Médiation en faveur des otages en Irak

Bagdad — Le secrétaire d'État américain, Colin Powell, en visite-surprise hier à Bagdad, a affirmé la détermination des États-Unis à relever les défis posés par la sécurité en Irak, où un chef tribal tentait une médiation pour épargner la vie des otages enlevés par des groupes armés.

À Bruxelles, les représentants permanents des pays membres de l'OTAN sont parvenus à un accord hier soir sur les modalités du lancement d'une mission de formation des forces de sécurité irakiennes.

Le secrétaire général de l'OTAN, Jaap de Hoop Scheffer, a confirmé cet accord sur le lancement de la mission, en précisant qu'une équipe d'officiers allait très rapidement être envoyée en Irak.

L'accord est intervenu à l'issue d'une ultime réunion hier soir des ambassadeurs des 26 pays membres de l'OTAN.

Contentieux

Un contentieux opposant notamment la France aux États-Unis sur le commandement de cette mission avait empêché jusqu'à présent la conclusion d'un accord, malgré plusieurs jours de réunions presque ininterrompues.

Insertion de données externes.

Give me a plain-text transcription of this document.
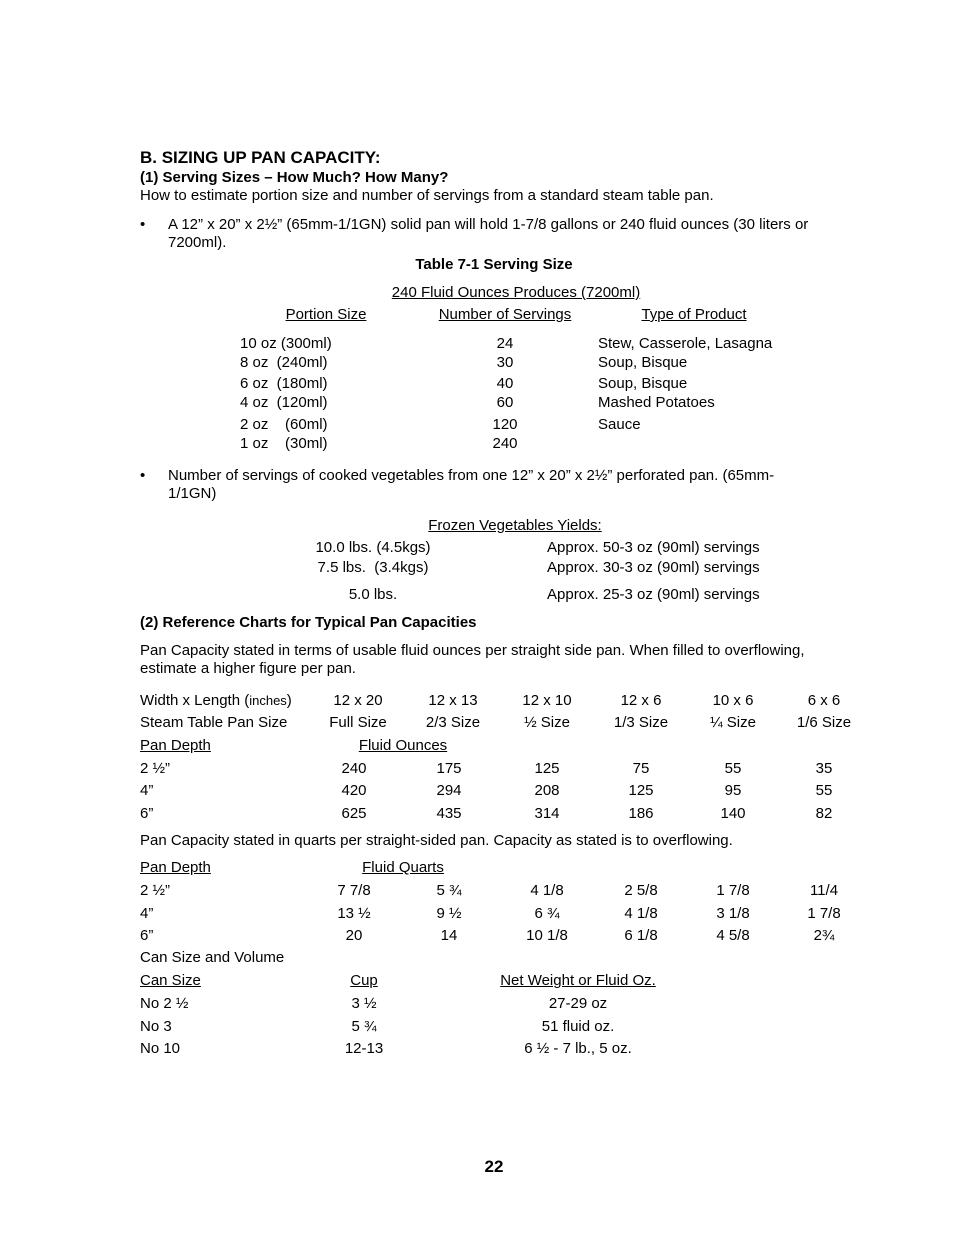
B. SIZING UP PAN CAPACITY:
(1) Serving Sizes – How Much? How Many?
How to estimate portion size and number of servings from a standard steam table pan.
• A 12” x 20” x 2½” (65mm-1/1GN) solid pan will hold 1-7/8 gallons or 240 fluid ounces (30 liters or
7200ml).
Table 7-1 Serving Size
240 Fluid Ounces Produces (7200ml)
Portion Size	Number of Servings	Type of Product
10 oz (300ml)	24	Stew, Casserole, Lasagna
8 oz  (240ml)	30	Soup, Bisque
6 oz  (180ml)	40	Soup, Bisque
4 oz  (120ml)	60	Mashed Potatoes
2 oz    (60ml)	120	Sauce
1 oz    (30ml)	240
• Number of servings of cooked vegetables from one 12” x 20” x 2½” perforated pan. (65mm-
1/1GN)
Frozen Vegetables Yields:
10.0 lbs. (4.5kgs)	Approx. 50-3 oz (90ml) servings
7.5 lbs.  (3.4kgs)	Approx. 30-3 oz (90ml) servings
5.0 lbs.	Approx. 25-3 oz (90ml) servings
(2) Reference Charts for Typical Pan Capacities
Pan Capacity stated in terms of usable fluid ounces per straight side pan. When filled to overflowing, estimate a higher figure per pan.
Width x Length (inches)	12 x 20	12 x 13	12 x 10	12 x 6	10 x 6	6 x 6
Steam Table Pan Size	Full Size	2/3 Size	½ Size	1/3 Size	¼ Size	1/6 Size
Pan Depth	Fluid Ounces
2 ½”	240	175	125	75	55	35
4”	420	294	208	125	95	55
6”	625	435	314	186	140	82
Pan Capacity stated in quarts per straight-sided pan. Capacity as stated is to overflowing.
Pan Depth	Fluid Quarts
2 ½”	7 7/8	5 ¾	4 1/8	2 5/8	1 7/8	11/4
4”	13 ½	9 ½	6 ¾	4 1/8	3 1/8	1 7/8
6”	20	14	10 1/8	6 1/8	4 5/8	2¾
Can Size and Volume
Can Size	Cup	Net Weight or Fluid Oz.
No 2 ½	3 ½	27-29 oz
No 3	5 ¾	51 fluid oz.
No 10	12-13	6 ½ - 7 lb., 5 oz.
22
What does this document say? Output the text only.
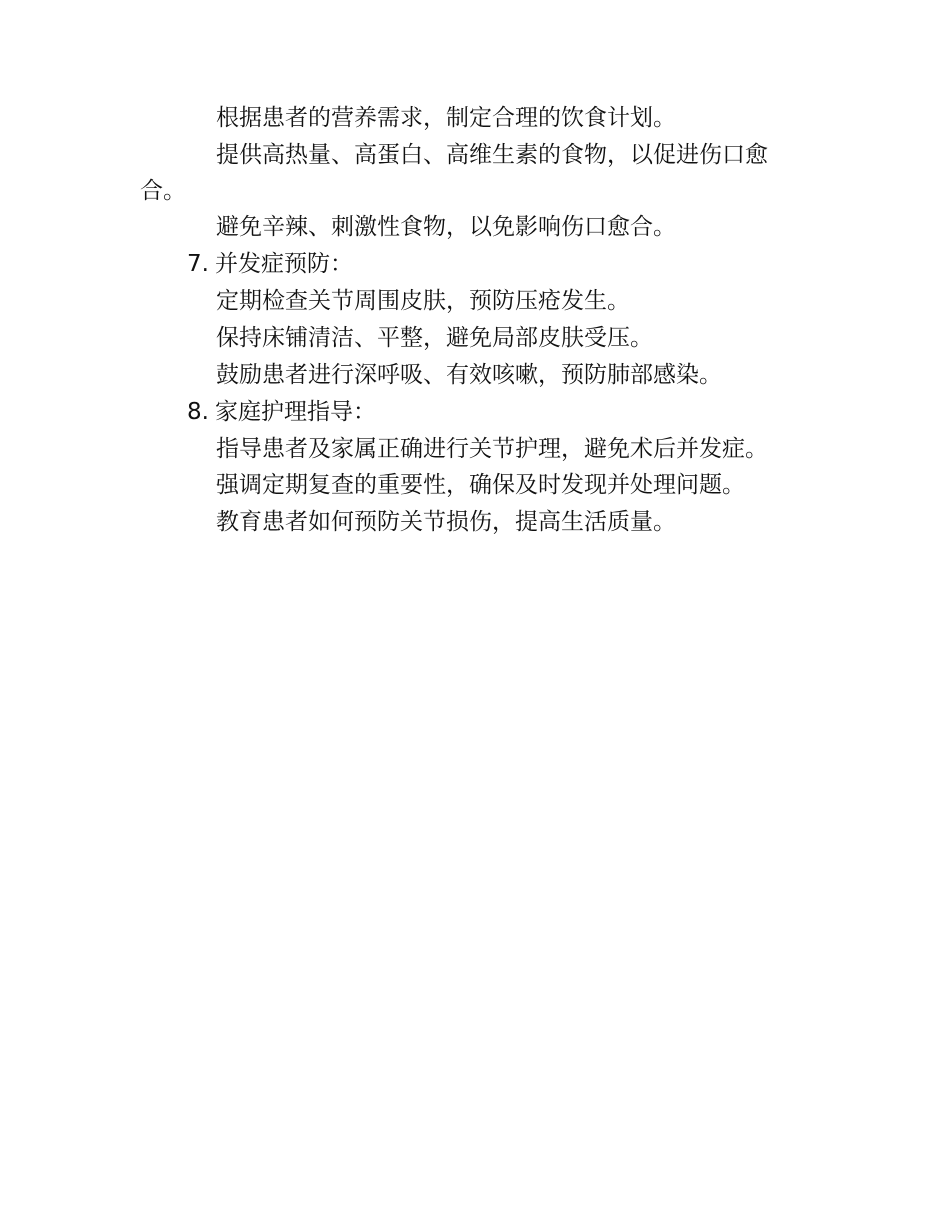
根据患者的营养需求，制定合理的饮食计划。

提供高热量、高蛋白、高维生素的食物，以促进伤口愈合。

避免辛辣、刺激性食物，以免影响伤口愈合。

7. 并发症预防：

定期检查关节周围皮肤，预防压疮发生。

保持床铺清洁、平整，避免局部皮肤受压。

鼓励患者进行深呼吸、有效咳嗽，预防肺部感染。

8. 家庭护理指导：

指导患者及家属正确进行关节护理，避免术后并发症。

强调定期复查的重要性，确保及时发现并处理问题。

教育患者如何预防关节损伤，提高生活质量。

Les dirigeants de l'OTAN ont donné leur feu vert le 28 juin au sommet d'Istanbul à une aide à la formation des forces de sécurité irakiennes, mais ils avaient laissé à leurs représentants à Bruxelles le soin d'en définir les modalités.

Sur le dossier des otages, l'ultimatum fixé à hier 15h GMT pour l'exécution d'un otage indien a été repoussé par ses ravisseurs de 24 heures, ce qui donnait un répit pour les efforts de médiation entrepris par le chef tribal, cheikh Hicham al-Doulaïmi.

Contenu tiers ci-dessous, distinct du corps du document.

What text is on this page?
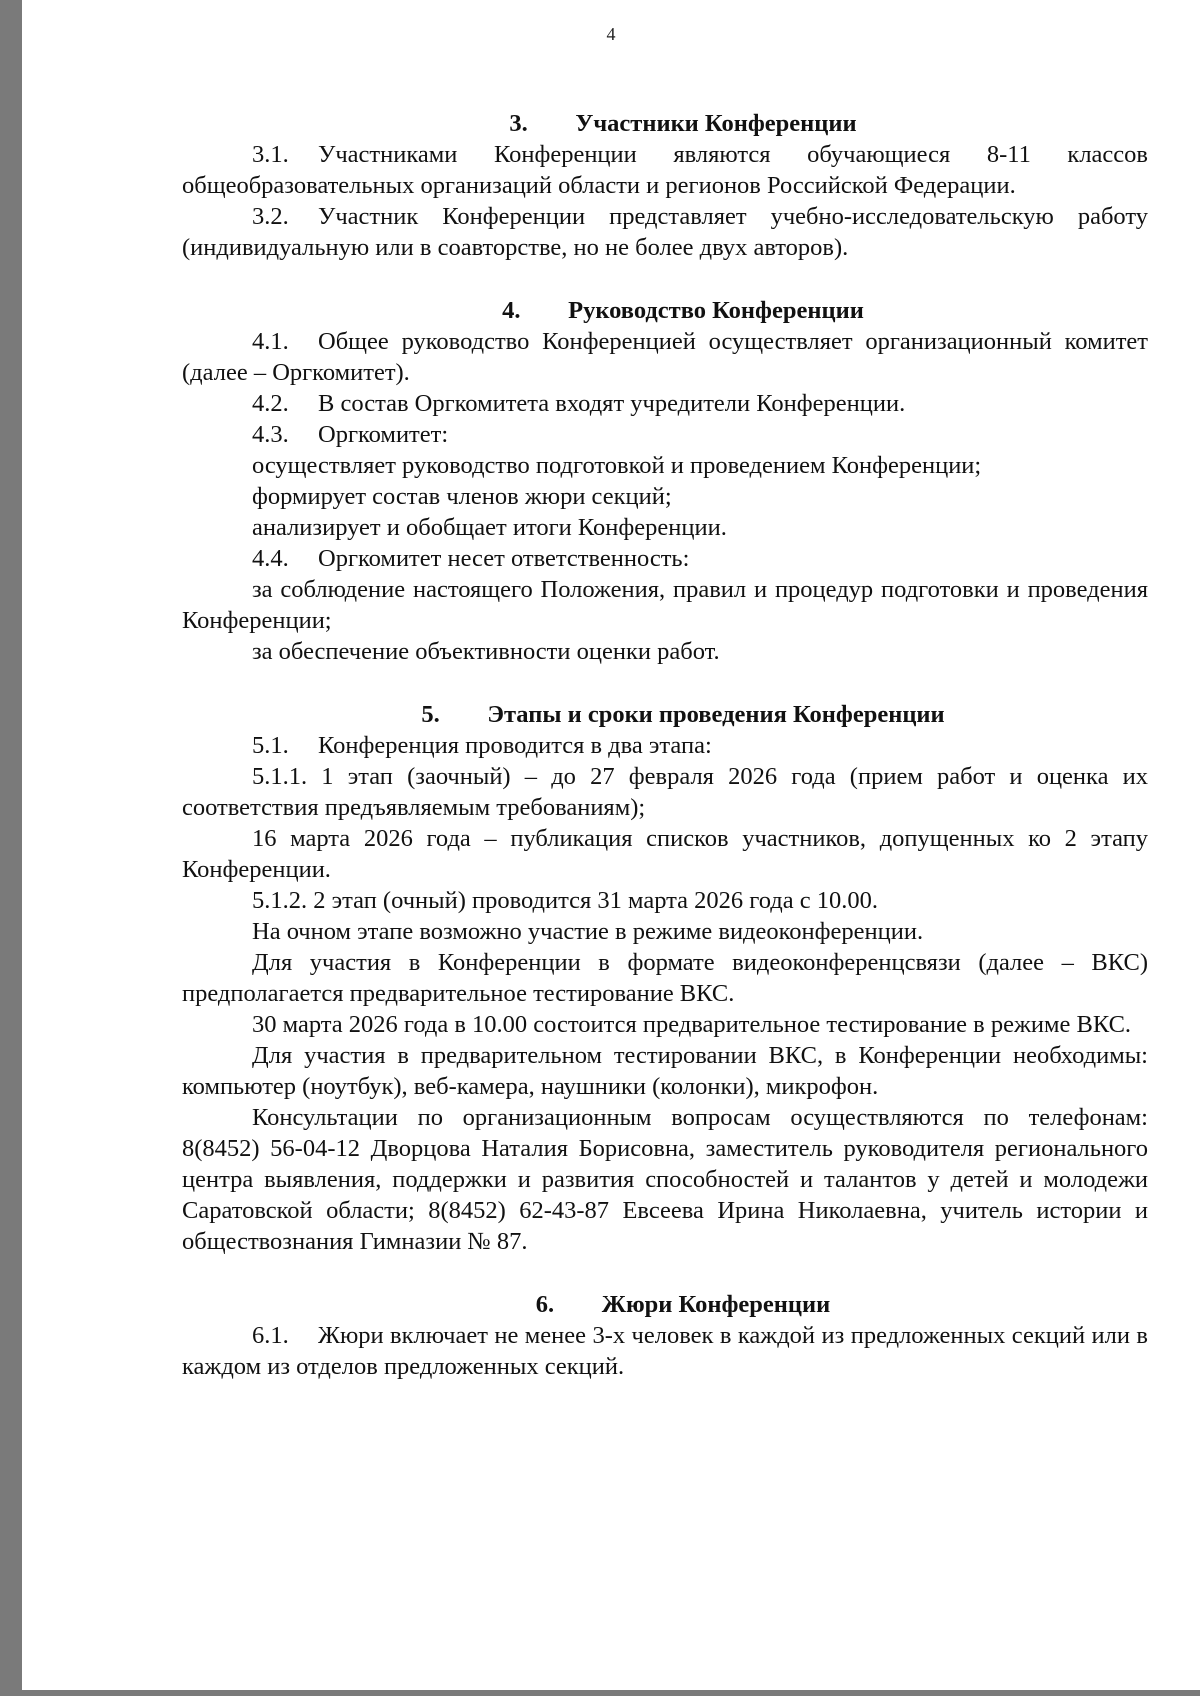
4
3. Участники Конференции

3.1. Участниками Конференции являются обучающиеся 8-11 классов общеобразовательных организаций области и регионов Российской Федерации.

3.2. Участник Конференции представляет учебно-исследовательскую работу (индивидуальную или в соавторстве, но не более двух авторов).

4. Руководство Конференции

4.1. Общее руководство Конференцией осуществляет организационный комитет (далее – Оргкомитет).

4.2. В состав Оргкомитета входят учредители Конференции.

4.3. Оргкомитет:

осуществляет руководство подготовкой и проведением Конференции;

формирует состав членов жюри секций;

анализирует и обобщает итоги Конференции.

4.4. Оргкомитет несет ответственность:

за соблюдение настоящего Положения, правил и процедур подготовки и проведения Конференции;

за обеспечение объективности оценки работ.

5. Этапы и сроки проведения Конференции

5.1. Конференция проводится в два этапа:

5.1.1. 1 этап (заочный) – до 27 февраля 2026 года (прием работ и оценка их соответствия предъявляемым требованиям);

16 марта 2026 года – публикация списков участников, допущенных ко 2 этапу Конференции.

5.1.2. 2 этап (очный) проводится 31 марта 2026 года с 10.00.

На очном этапе возможно участие в режиме видеоконференции.

Для участия в Конференции в формате видеоконференцсвязи (далее – ВКС) предполагается предварительное тестирование ВКС.

30 марта 2026 года в 10.00 состоится предварительное тестирование в режиме ВКС.

Для участия в предварительном тестировании ВКС, в Конференции необходимы: компьютер (ноутбук), веб-камера, наушники (колонки), микрофон.

Консультации по организационным вопросам осуществляются по телефонам: 8(8452) 56-04-12 Дворцова Наталия Борисовна, заместитель руководителя регионального центра выявления, поддержки и развития способностей и талантов у детей и молодежи Саратовской области; 8(8452) 62-43-87 Евсеева Ирина Николаевна, учитель истории и обществознания Гимназии № 87.

6. Жюри Конференции

6.1. Жюри включает не менее 3-х человек в каждой из предложенных секций или в каждом из отделов предложенных секций.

De nouveaux affrontements se sont produits à Fallouja dans la nuit de jeudi à hier. Les combats entre Marines et rebelles et un raid américain sur cette ville située à 50 km à l'ouest de Bagdad ont fait 13 morts et 13 blessés parmi les Irakiens, selon des sources hospitalières.

C'est dans ce climat de violence persistante que M. Powell a entamé une visite à Bagdad, non annoncée pour des raisons de sécurité, la première à ce niveau d'un dirigeant américain depuis la passation des pouvoirs en Irak le 28 juin.

«Je réaffirme notre détermination et notre engagement à continuer à travailler avec le gouvernement intérimaire alors qu'il s'attache à bâtir la démocratie sur les principes de la liberté et des droits de l'homme en Irak», a-t-il déclaré à la presse après un entretien avec le président intérimaire Ghazi al-Yaouar.

Évoquant la crise des otages, M. Powell a été contraint d'admettre que la vague actuelle d'enlèvements avait «un effet dissuasif» sur la reconstruction du pays et sur la coalition de la Force multinationale.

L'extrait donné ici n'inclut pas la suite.